Er wordt wel gezegd dat schelden geen zeer doet, maar degenen die onderwerp waren van Pfeijffers kritiek reageerden vaak met opmerkelijke furie. Zo bestaat er al jaren een speciale website voor Pfeijffer-haters (www.epibreren.com/pfeijffer), waar citaten van en over Pfeijffer zijn verzameld met een verbeten ijver die dicht aan fascinatie grenst. Veel voer voor deze haatsite gaf Pfeijffer zijn tegenstanders met het inmiddels legendarische artikel De mythe van de Verstaanbaarheid (Bzzletin 274, oktober 2000) waarin hij van leer trok tegen een 'nieuwe generatie dichters', die haar werk vaak op pop- en andere podia ten gehore brengt. Zijn kritiek concentreerde zich op het verschil tussen 'begrijpelijke' poëzie, die het op een podium goed doet, en 'onbegrijpelijke' poëzie, waarvoor de lezer meer moeite moet doen. Het spreekt vanzelf dat Pfeijffer tot de conclusie kwam dat zijn eigen poëzie (de 'onbegrijpelijke' soort) superieur was aan die van de podiumdichters. Even voorspelbaar was de reactie van de aangesproken dichters: ze waren not amused. Beter gezegd: ze waren razend. Enige weken lang woedde er in de kranten en op diverse websites een ideeënstorm over wat poëzie nu eigenlijk hoorde te zijn, en welke dichter nu bij welke richting hoorde, een storm die eigenlijk pas ging liggen toen Pfeijffer zich schouderophalend distantieerde van zijn artikel met de woorden: 'Ik wil alleen niet zijn zoals jullie'.

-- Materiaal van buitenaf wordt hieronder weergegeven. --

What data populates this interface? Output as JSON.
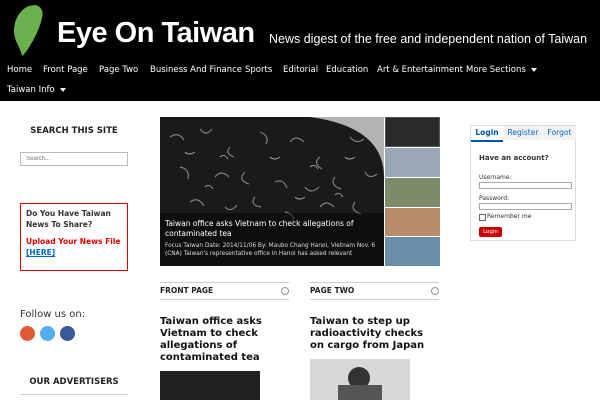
{
  "header": {
    "site_title": "Eye On Taiwan",
    "tagline": "News digest of the free and independent nation of Taiwan"
  },
  "nav": {
    "items": [
      "Home",
      "Front Page",
      "Page Two",
      "Business And Finance",
      "Sports",
      "Editorial",
      "Education",
      "Art & Entertainment",
      "More Sections"
    ],
    "taiwan_info": "Taiwan Info"
  },
  "sidebar": {
    "search_title": "SEARCH THIS SITE",
    "search_placeholder": "Search...",
    "submit_question": "Do You Have Taiwan News To Share?",
    "submit_link": "Upload Your News File",
    "submit_here": "[HERE]",
    "follow_title": "Follow us on:",
    "advertisers_title": "OUR ADVERTISERS"
  },
  "slider": {
    "caption": "Taiwan office asks Vietnam to check allegations of contaminated tea",
    "excerpt": "Focus Taiwan Date: 2014/11/06 By: Maubo Chang Hanoi, Vietnam Nov. 6 (CNA) Taiwan's representative office in Hanoi has asked relevant"
  },
  "sections": {
    "front_page": "FRONT PAGE",
    "page_two": "PAGE TWO"
  },
  "articles": {
    "front_title": "Taiwan office asks Vietnam to check allegations of contaminated tea",
    "two_title": "Taiwan to step up radioactivity checks on cargo from Japan"
  },
  "login": {
    "tab_login": "Login",
    "tab_register": "Register",
    "tab_forgot": "Forgot",
    "prompt": "Have an account?",
    "username_label": "Username:",
    "password_label": "Password:",
    "remember_label": "Remember me",
    "button_label": "Login"
  },
  "colors": {
    "accent": "#c00000",
    "link": "#0066cc",
    "logo_green": "#6ab04c"
  }
}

De onmin tussen Pfeijffer en zijn tegenstanders is inmiddels zo hoog opgelopen dat er acties op touw worden gezet om hem dwars te zitten. Toen enige tijd geleden bekend werd dat Pfeijffer door uitgeverij Meulenhoff was gevraagd als samensteller van de Spiegel van de nieuwe Nederlandse poëzie, ontstond onder gepikeerde dichters het plan om medewerking aan deze prestigieuze bloemlezing te weigeren, zolang Pfeijffer de samensteller was. Onder de weigeraars circuleren in elk geval de namen van Kopland en Nooteboom.

De vraag die bij een onbevooroordeelde toeschouwer wel eens de kop kan opsteken is: waar maken ze zich druk om? Waarom wekt Pfeijffer's kritiek zo'n woede? De laatste die zo'n richtingenstorm in de Nederlandse poëzie veroorzaakte was Gerrit Komrij.

De eerste reden zou kunnen zijn dat Pfeijffer zelf een dichter van formaat is. Over poëzie valt altijd te twisten, maar een dichter die met zijn debuut de C. Buddingh'-prijs wint is iemand van formaat - vooral als zijn tweede bundel nog beter blijkt. Als dichter heeft ILP dus enig recht van spreken. Daarnaast is hij geleerde. Dat mag een vreemde reden lijken, maar het is nu eenmaal veel pijnlijker om door een deskundige criticus met argumenten uit de klassieke retorica om de oren geslagen te worden, dan door een halfzachte journalist die zelf ook plannen heeft voor een dichtbundeltje.

Maar de voornaamste reden voor de dichterwoede is waarschijnlijk dat Pfeijffer vals speelt. En het ergste is dat hij zich er niet eens voor schaamt. Hij houdt van de poëzie en hij houdt van de polemiek, en in liefde en oorlog is nu eenmaal alles geoorloofd. In zijn eigen woorden: 'Polemiek is een lichtvoetig spel dat niet serieus genoeg gespeeld kan worden'.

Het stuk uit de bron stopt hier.